Sensory play is crucial for development

As parents and caregivers, we’re all familiar with how babies and young children have an innate curiosity to explore the world around them using their senses. They love exploring new textures, materials and tastes. Through doing this, children’s brains learn to identify objects as differentiate sensations, like smooth and rough or hot and cold.

What exactly is sensory play? 
Sensory play includes any activity that stimulates your child’s senses, be it through sight, touch, sound, smell, taste, movement or balance.

Essentially, sensory play builds nerve connections in the brain’s pathways, leading a child through cognitive growth, problem solving skills, fine motor skills, social interaction and language development, which is why it’s crucial for their development.

One of the first theorists of sensory play, Jean Piaget proposed that children need environmental experiences and stimuli to guide their cognitive development, suggesting that they digest new knowledge and store it for later reference. In his theory of play, he emphasises that experiences that stimulate the senses strengthen a child’s brain and create neurological pathways important for learning, essentially contributing to a child’s ability to finish more complex tasks.

Benefits

As caregivers, we recognise that sensory play is crucial for development and deeply encourage it at Wild.Kind. Some of these benefits include:

  • Brain development – learning, enhancing memory and ability to complete more complex learning tasks
  • Problem solving skills – finding solutions to obstacles, such as ‘how to make scoop up bubbles in the bath’
  • Cognitive growth – enhanced thought process, understanding and reasoning. As children manipulate new materials, they learn to understand new concepts – such as ‘sink and float’
  • Fine and gross motor skills – Skills – such as squeezing, pulling, pushing and throwing – become handy for daily activities like doing up buttons, tying shoelaces and zipping up clothes
  • Social interaction – children like watching other children. They discover new ways to move, hold, or manipulate a material, and also to plan, share and negotiate
  • Awareness – builds self-aware and body-awareness, which helps them develop a better sense of space around them
  • Language development – encourages children to communicate effectively with others whilst playing
  • Creativity and self-discovery – when presented with a new object or material, children explore various creative ways to discover more about both the material and themselves.

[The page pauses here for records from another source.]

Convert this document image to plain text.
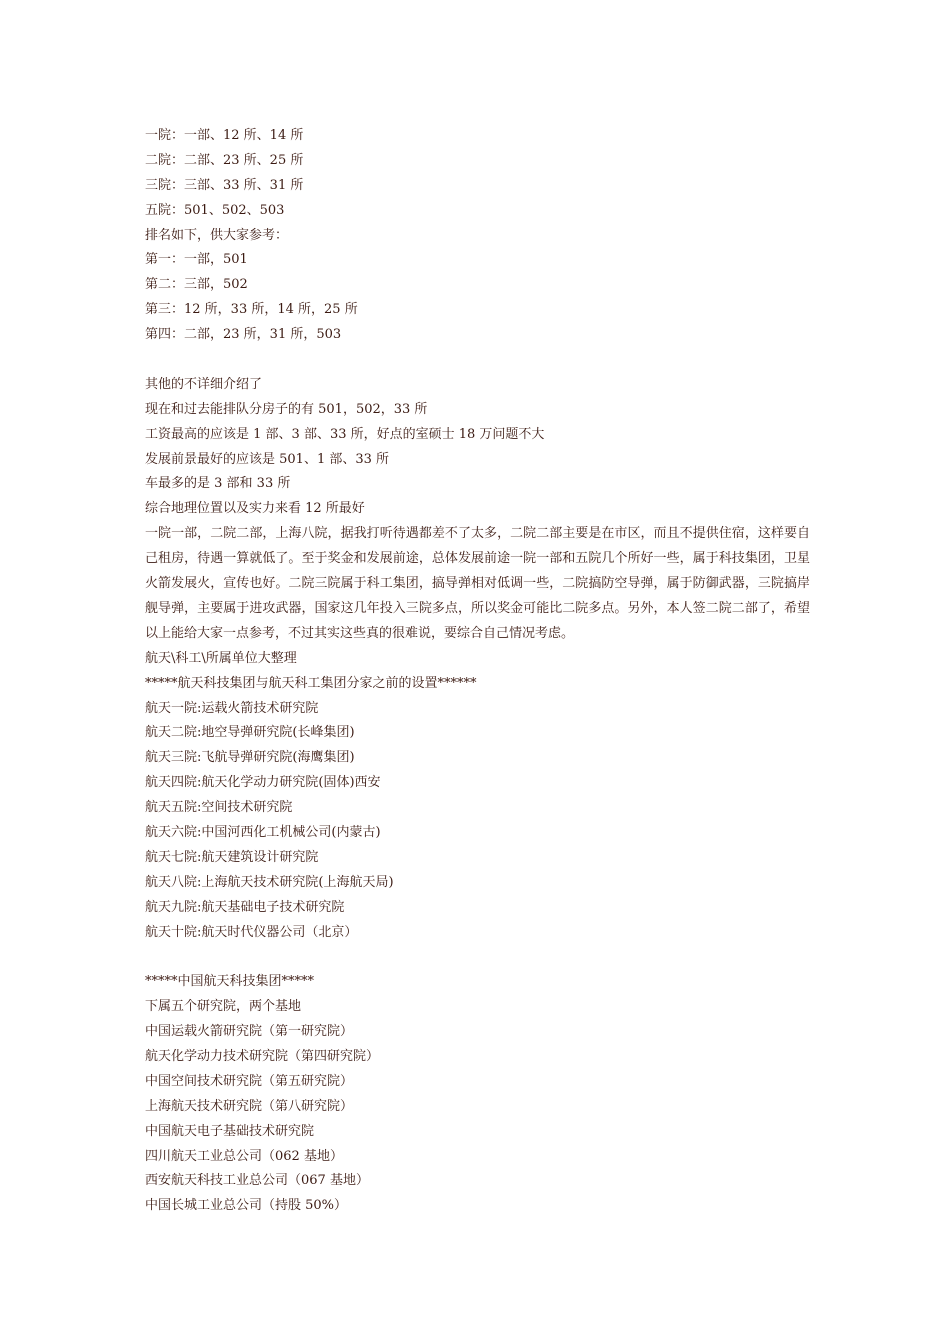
一院：一部、12 所、14 所
二院：二部、23 所、25 所
三院：三部、33 所、31 所
五院：501、502、503
排名如下，供大家参考：
第一：一部，501
第二：三部，502
第三：12 所，33 所，14 所，25 所
第四：二部，23 所，31 所，503
其他的不详细介绍了
现在和过去能排队分房子的有 501，502，33 所
工资最高的应该是 1 部、3 部、33 所，好点的室硕士 18 万问题不大
发展前景最好的应该是 501、1 部、33 所
车最多的是 3 部和 33 所
综合地理位置以及实力来看 12 所最好
一院一部，二院二部，上海八院，据我打听待遇都差不了太多，二院二部主要是在市区，而且不提供住宿，这样要自己租房，待遇一算就低了。至于奖金和发展前途，总体发展前途一院一部和五院几个所好一些，属于科技集团，卫星火箭发展火，宣传也好。二院三院属于科工集团，搞导弹相对低调一些，二院搞防空导弹，属于防御武器，三院搞岸舰导弹，主要属于进攻武器，国家这几年投入三院多点，所以奖金可能比二院多点。另外，本人签二院二部了，希望以上能给大家一点参考，不过其实这些真的很难说，要综合自己情况考虑。
航天\科工\所属单位大整理
*****航天科技集团与航天科工集团分家之前的设置******
航天一院:运载火箭技术研究院
航天二院:地空导弹研究院(长峰集团)
航天三院:飞航导弹研究院(海鹰集团)
航天四院:航天化学动力研究院(固体)西安
航天五院:空间技术研究院
航天六院:中国河西化工机械公司(内蒙古)
航天七院:航天建筑设计研究院
航天八院:上海航天技术研究院(上海航天局)
航天九院:航天基础电子技术研究院
航天十院:航天时代仪器公司（北京）
*****中国航天科技集团*****
下属五个研究院，两个基地
中国运载火箭研究院（第一研究院）
航天化学动力技术研究院（第四研究院）
中国空间技术研究院（第五研究院）
上海航天技术研究院（第八研究院）
中国航天电子基础技术研究院
四川航天工业总公司（062 基地）
西安航天科技工业总公司（067 基地）
中国长城工业总公司（持股 50%）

Ways to introduce sensory play

  • Play dough
    Try our easy, no cook recipe
  • Sensory bottles
    These are super simple to make and really effective. Just mix warm water and some office glue together, then add to empty bottles with glitter before ensuring the lid is on extra tight
  • Sensory buckets/trays
    For children a little older, pour different dried food items into buckets or trays (bowls and plates also work) and let the fun begin! Try pasta, flour, dried rice – the list is endless. Cooked products also work (like cold spaghetti) but will create more of a mess (and probably more giggling)!
    For an ‘advanced’ activity, encourage your child to ‘feed’ dried spaghetti strands through the holes of a colander
    Little Bins for Little Hands also have some lovely ideas
  • Safe household items
    We’ve probably all experienced that moment when a child is more interested in a box than the gift inside it. Encourage it! Inexpensive ‘toys’ like a paper towel roll or pot and spoon are great ways to introduce more sensory play.